In the end, he took to the sea as a chaplain when he accepted the role with the Sailors' Society in 1969, a position he held until retirement in 2006.
In that 37-year period, the Zeebrugge disaster would become "the most traumatising tragedy that ever happened in my life".
The disaster marked the beginning of months of shared grief and years of recovery, as signified by the annual remembrance service that continues with this week's 30th anniversary memorial.
After the incident, Bill travelled to Dover where he spent two weeks in the Sailors' Society's Seafarers' Centre, providing support to sailors and families alike.
What happened to the Herald of Free Enterprise?
- The bow doors of the ferry were still open when it backed out of berth, with no indicator lights on the bridge to alert crew.
- A large amount of water flooded into the car deck through the open bow doors, changing its centre of gravity.
- The ferry capsized onto a sandbank, half-filled with water barely above freezing.
- An inquiry named three crew members, including the captain, and Townsend Car Ferris Ltd, as responsible.
- The disaster led directly to the formation of the UK's Marine Accident Investigation Branch, and the subsequent trial paved the way for the Corporate Manslaughter Act.
Bill often travelled to visit those grief stricken by what happened, and also conducted the funerals of four victims.
"The disaster and the subsequent weeks was a shock to my system.

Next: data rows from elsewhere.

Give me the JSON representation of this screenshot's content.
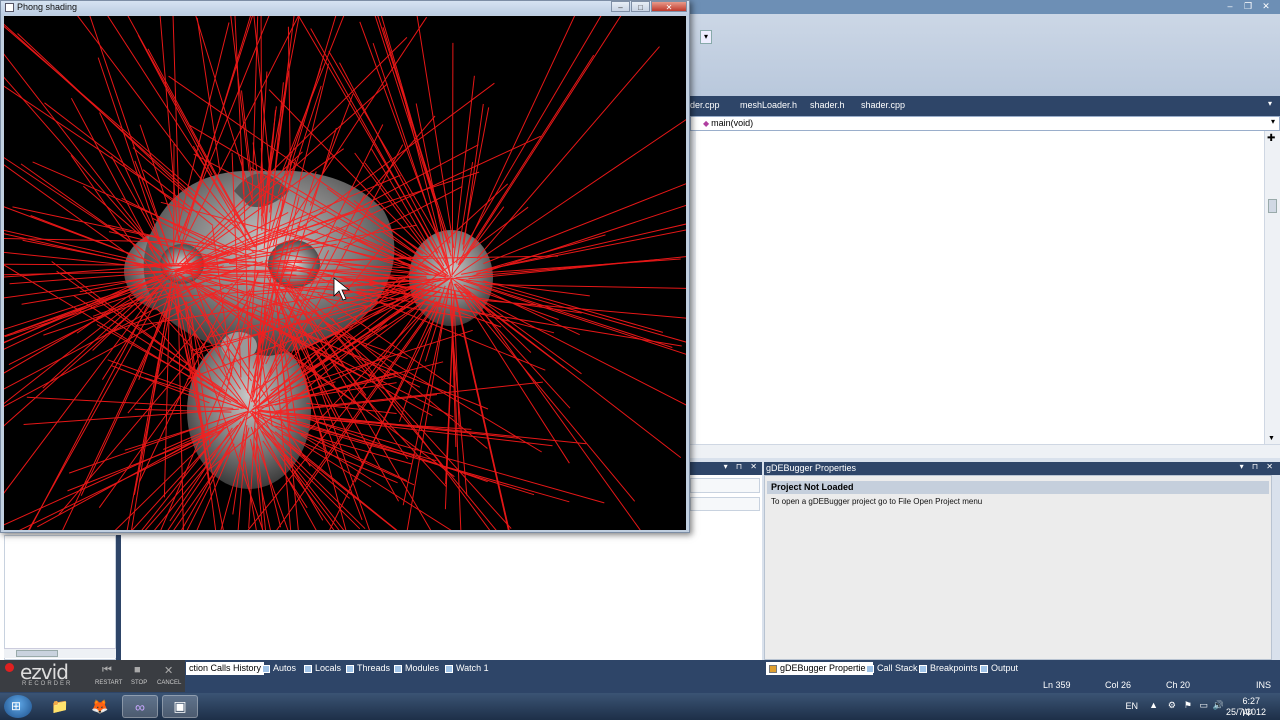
{
  "gl_window": {
    "title": "Phong shading",
    "controls": {
      "minimize": "–",
      "maximize": "□",
      "close": "✕"
    }
  },
  "ide": {
    "window_controls": {
      "minimize": "–",
      "restore": "❐",
      "close": "✕"
    },
    "tabs": [
      "der.cpp",
      "meshLoader.h",
      "shader.h",
      "shader.cpp"
    ],
    "function_selector": "main(void)",
    "left_panel_controls": "▾ ⊓ ✕",
    "properties_panel": {
      "title": "gDEBugger Properties",
      "controls": "▾ ⊓ ✕",
      "header": "Project Not Loaded",
      "message": "To open a gDEBugger project go to File Open Project menu"
    },
    "bottom_tabs_left": [
      "ction Calls History",
      "Autos",
      "Locals",
      "Threads",
      "Modules",
      "Watch 1"
    ],
    "bottom_tabs_right": [
      "gDEBugger Properties",
      "Call Stack",
      "Breakpoints",
      "Output"
    ],
    "status": {
      "line": "Ln 359",
      "col": "Col 26",
      "ch": "Ch 20",
      "mode": "INS"
    }
  },
  "ezvid": {
    "logo": "ezvid",
    "subtitle": "RECORDER",
    "buttons": [
      {
        "label": "RESTART",
        "icon": "⏮"
      },
      {
        "label": "STOP",
        "icon": "■"
      },
      {
        "label": "CANCEL",
        "icon": "✕"
      }
    ]
  },
  "taskbar": {
    "apps": [
      {
        "name": "explorer-icon",
        "glyph": "📁"
      },
      {
        "name": "firefox-icon",
        "glyph": "🦊"
      },
      {
        "name": "visual-studio-icon",
        "glyph": "∞"
      },
      {
        "name": "console-app-icon",
        "glyph": "▣"
      }
    ],
    "tray": {
      "language": "EN",
      "time": "6:27 μμ",
      "date": "25/7/2012"
    }
  },
  "colors": {
    "ide_dark": "#2e4568",
    "line_red": "#ff1a1a",
    "background_black": "#000000"
  }
}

I have dealt with loss of life with seafarers' families over the years, but it was the enormity of this situation - so many people lost their lives that night."
One funeral the chaplain presided over was for a young man who he knew from the training centre - the Herald of Free Enterprise was his first posting as a sailor.
"It was his first assignment and he didn't come back. I visited his family and they were devastated.
"He had just finished his college course two weeks before. I knew him well."
He continued: "The first month or so (after the disaster) was hard going. In their way, actually, the families were a big support to me.
"It can be difficult because families always react differently to your presence. Some are happy to have you, some will swear, some will be annoyed, some will be anti-God.
"In my case, most families needed help - not so much talking, just being there.
"The tragedy left people on their knees. The area of Dover was devastated, but the community came together in huge support.
"I think that's what helped my visits. I was able to pray with the families, and not one refused a prayer."
Among the sadness and grief, there were unlikely tales of heroism too.
"I visited the wife of a man who died, she felt very guilty on top of everything else.
"She had talked her husband into the trip. When the boat capsized, they were trapped. It was actually incredibly hard to escape, particularly with a lifejacket, because you were trapped at the bottom of a boat that was on its side.
"She was trapped there and hypothermia set in, but there was a lorry driver beside her. He kept her alive by slapping her face and nipping her, to make sure she didn't fall asleep.
"It was a nightmare situation on board."
He said that surviving crew members attended funerals as part of their "shared grief".
A year on from the disaster, Bill led a memorial service at the request of the victims' families.
This began an annual service that the Sailors' Society has continued every year since.
"Each year we've held the service and families have come. About 10 years ago, the question was asked if the service should end but the families wanted it to continue.
"They've never really got over it completely.
"I've never really got over it myself."